Courtney Bentley connected her emotions to her workouts — and that infused her with a new sense of purpose
Swimwear season is just around the corner. Before you start counting calories and doing reps, how about a little inspiration? Courtney Bentley — certified personal trainer, sports nutrition expert, motivational speaker — is here to deliver. Bentley is anything but one of those maddeningly flawless motivational gurus. Rather, she’s a reformed “self-hater” who overcame an eating disorder and body-image issues to start a lifelong journey to health and fitness.
When did you become passionate about healthy eating and fitness? As a recovered self-hater, I discovered self-love through moving my body, connecting with my inner guide and nourishing my body. Like most women, I grew up believing I wasn’t thin enough, pretty enough and all that, which dug me deep into an eating disorder. I was able to overcome it by lifting weights and seeing the power and potential I had in the gym. As someone who is 5-foot, 2-inches and petite, I always felt small in the world. Working my way to being able to deadlift my body weight — and then some — changed how I viewed life and my purpose in this world. I learned that I needed to nourish my body to keep up with my workouts, and I saw how eating the right foods made me feel, energetically and emotionally. I decided my purpose was to help people find that connection, whether it’s from lifting weights, dancing, soccer, karate, swimming or whatever helped them flow in life.
What’s your top fitness tip? Connect an emotion to your fitness and health. Mindset is the biggest fail with people, when it comes to getting healthy. Subconsciously they don’t believe they can do it, so they will ultimately fail. It is so important to connect how you want to feel with your workouts and eating habits.
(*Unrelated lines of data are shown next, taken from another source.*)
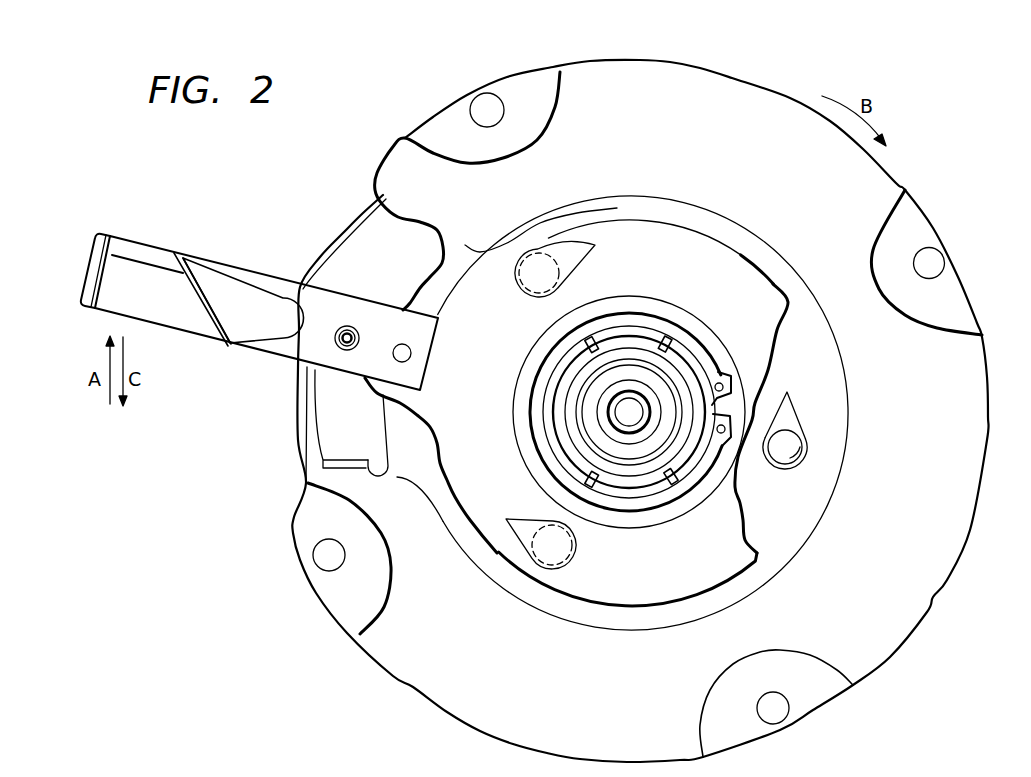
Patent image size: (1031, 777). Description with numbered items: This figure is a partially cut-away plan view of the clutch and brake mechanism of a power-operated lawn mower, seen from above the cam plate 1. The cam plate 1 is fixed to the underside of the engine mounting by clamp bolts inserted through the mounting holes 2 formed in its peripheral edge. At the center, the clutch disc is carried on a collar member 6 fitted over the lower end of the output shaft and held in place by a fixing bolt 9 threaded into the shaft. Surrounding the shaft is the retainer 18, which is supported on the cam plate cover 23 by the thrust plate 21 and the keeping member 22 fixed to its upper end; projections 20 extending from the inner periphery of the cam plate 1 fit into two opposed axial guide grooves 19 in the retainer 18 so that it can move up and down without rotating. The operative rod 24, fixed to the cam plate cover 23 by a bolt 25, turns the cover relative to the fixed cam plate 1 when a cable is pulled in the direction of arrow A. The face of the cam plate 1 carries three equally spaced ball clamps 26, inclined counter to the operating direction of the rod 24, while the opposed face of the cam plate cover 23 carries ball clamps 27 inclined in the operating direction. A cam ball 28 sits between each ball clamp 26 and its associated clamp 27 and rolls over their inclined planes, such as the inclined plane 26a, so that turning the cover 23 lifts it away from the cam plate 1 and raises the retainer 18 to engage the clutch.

The cam plate 1 is at (732, 78).
The mounting holes 2 is at (482, 102).
The collar member 6 is at (583, 442).
The fixing bolt 9 is at (617, 411).
The retainer 18 is at (552, 433).
The guide grooves 19 is at (593, 338).
The projections 20 is at (653, 342).
The thrust plate 21 is at (665, 312).
The keeping member 22 is at (628, 325).
The cam plate cover 23 is at (733, 547).
The operative rod 24 is at (255, 278).
The bolt 25 is at (350, 337).
The ball clamps 26 is at (807, 427).
The inclined plane 26a is at (790, 410).
The ball clamps 27 is at (590, 252).
The cam ball 28 is at (780, 458).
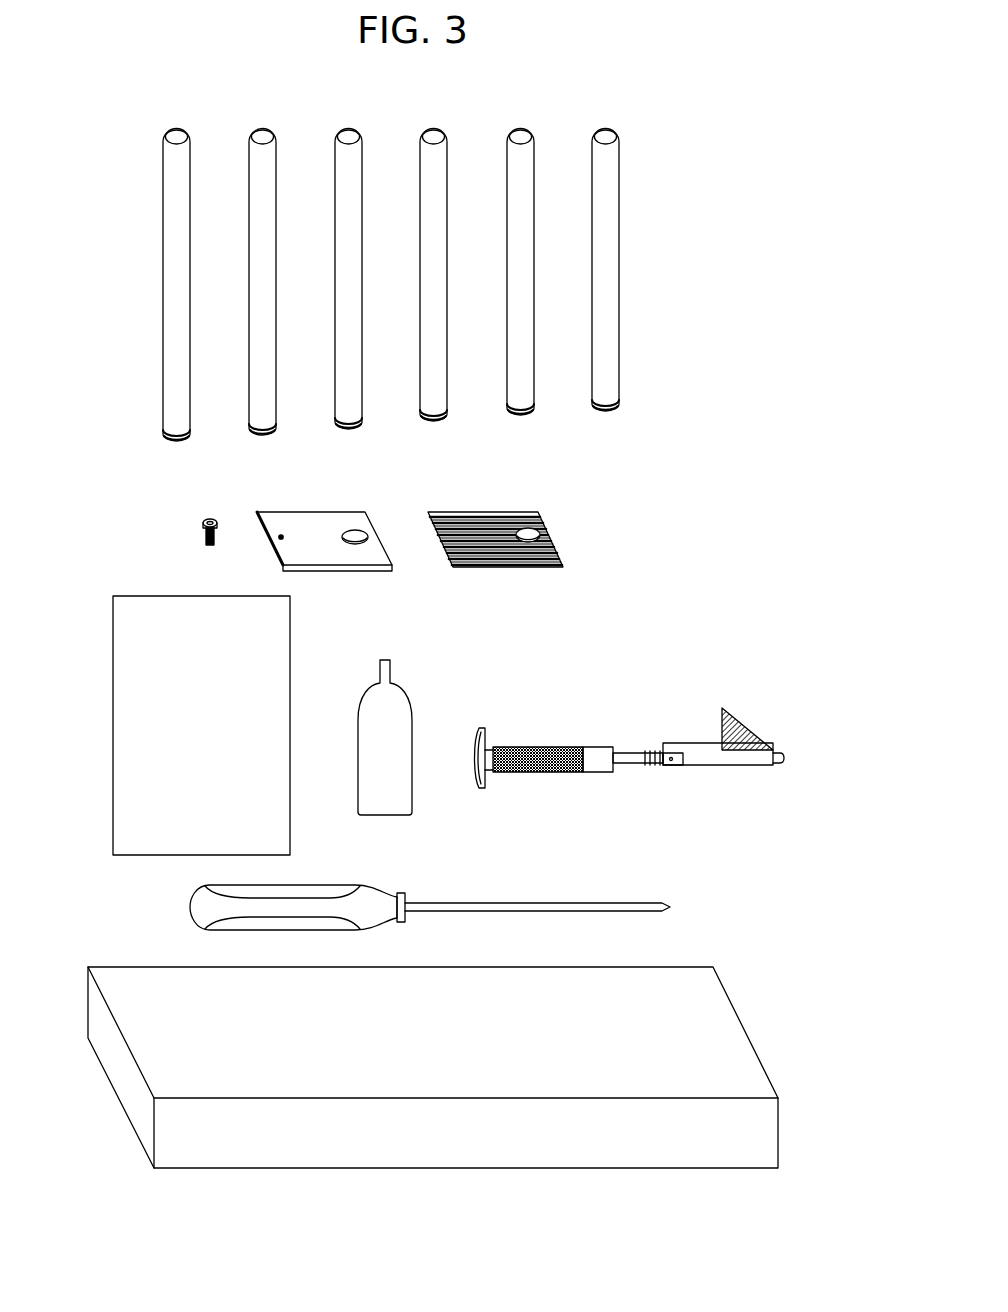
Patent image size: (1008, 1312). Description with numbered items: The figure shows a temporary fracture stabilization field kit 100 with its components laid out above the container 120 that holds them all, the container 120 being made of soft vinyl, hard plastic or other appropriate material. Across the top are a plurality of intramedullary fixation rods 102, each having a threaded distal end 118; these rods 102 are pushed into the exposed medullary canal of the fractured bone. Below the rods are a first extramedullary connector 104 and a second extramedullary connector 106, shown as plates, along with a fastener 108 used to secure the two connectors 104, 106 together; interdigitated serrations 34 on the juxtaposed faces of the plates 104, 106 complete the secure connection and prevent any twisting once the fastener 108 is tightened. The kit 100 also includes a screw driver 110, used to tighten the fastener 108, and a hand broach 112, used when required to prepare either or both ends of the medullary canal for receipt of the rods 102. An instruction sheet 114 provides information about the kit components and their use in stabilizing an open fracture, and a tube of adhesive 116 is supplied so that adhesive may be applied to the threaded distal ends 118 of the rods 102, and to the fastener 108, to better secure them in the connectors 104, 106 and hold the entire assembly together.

The temporary fracture stabilization field kit 100 is at (704, 180).
The intramedullary fixation rods 102 is at (187, 183).
The first extramedullary connector 104 is at (316, 518).
The second extramedullary connector 106 is at (530, 515).
The interdigitated serrations 34 is at (553, 537).
The fastener 108 is at (204, 521).
The screw driver 110 is at (366, 895).
The hand broach 112 is at (593, 745).
The instruction sheet 114 is at (126, 724).
The tube of adhesive 116 is at (403, 702).
The threaded distal ends 118 is at (163, 438).
The container 120 is at (134, 978).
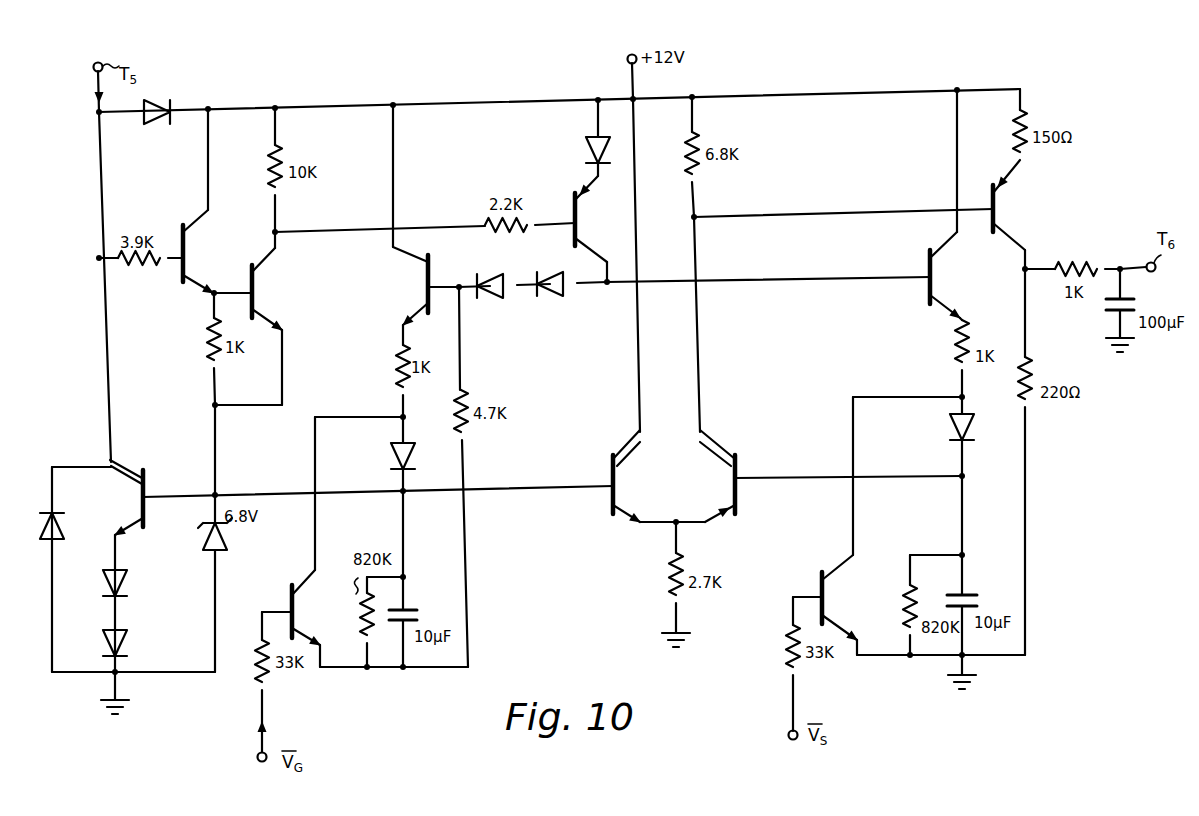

If you amplify a feel-good emotion with a workout, you will be successful because you will crave that emotion and connect it with your workouts.
You are a busy person — personal trainer, nutritionist, blogger and now you just launched a podcast series. How do you make time to stay in shape? I commit to my fitness no matter what. I work out almost every day around noon to 1 p.m., which is a slow time for me on an average day, so it works out perfectly. I’m also pretty organized. I make a to-do list for the week on Sundays, fill in my client appointments, podcast interviews and see where I can fit in a social life. The biggest thing for me, and something I teach people, is that my workouts are a commitment to myself, one that I made a long time ago and one I have yet to let go of. I treat them like anyone would treat taking a shower or brushing their teeth.
Three must-haves in your kitchen? My Ninja blender, my slow cooker and my George Foreman grill. I have clients all over the globe who bring George Foreman grills with them so they can cook healthy meals wherever they go. All you need is a plug.
If you could do only one exercise, what would it be? Deadlifts! I love deadlifts for the movement’s ability to build overall strength, as it’s a compound movement. I credit deadlifts for shaping my abs. I had such a hard time getting my abs more defined, but deadlifts gave me the lines I desired, as well as built my backside.
Any tips for keeping your diet consistent and fighting off cravings? My biggest tip is to plan out dinner for the week and prep it on a day you have an hour to commit to cooking. Every Sunday, or whatever day, write out three easy, throw-together recipes that make a tasty dinner and cook huge batches of each. Place half in the freezer to pull out in the future, and have the rest in the fridge ready to go. You can also use the leftovers as lunches.
How do you feel about “cheat days”? Cheat days are great. Not only does enjoying a cheat meal every so often help you lose fat, it will mentally help you stick to your plan. A proper cheat meal can refill glycogen stores to support hard training, recharge your metabolism, which might have plateaued, and stave off your body’s ability to eat away at your muscle.
What are the biggest mistakes people make when working out? I’m a firm believer in having a plan. Having a goal without a plan is like driving from Las Vegas to New York without road signs. I think people believe that buying a gym membership will solve their problem when in all actuality, you have to have a mapped-out plan of action. Whether it’s a schedule of classes, a plan you get custom-created by a personal trainer, or a book you follow, having a road map will help you gain momentum and confidence.
If you could train anyone, who would it be? Gwen Stefani. I just love her energy and would love to be her motivational sidekick! Plus, I would love to hear her playlist!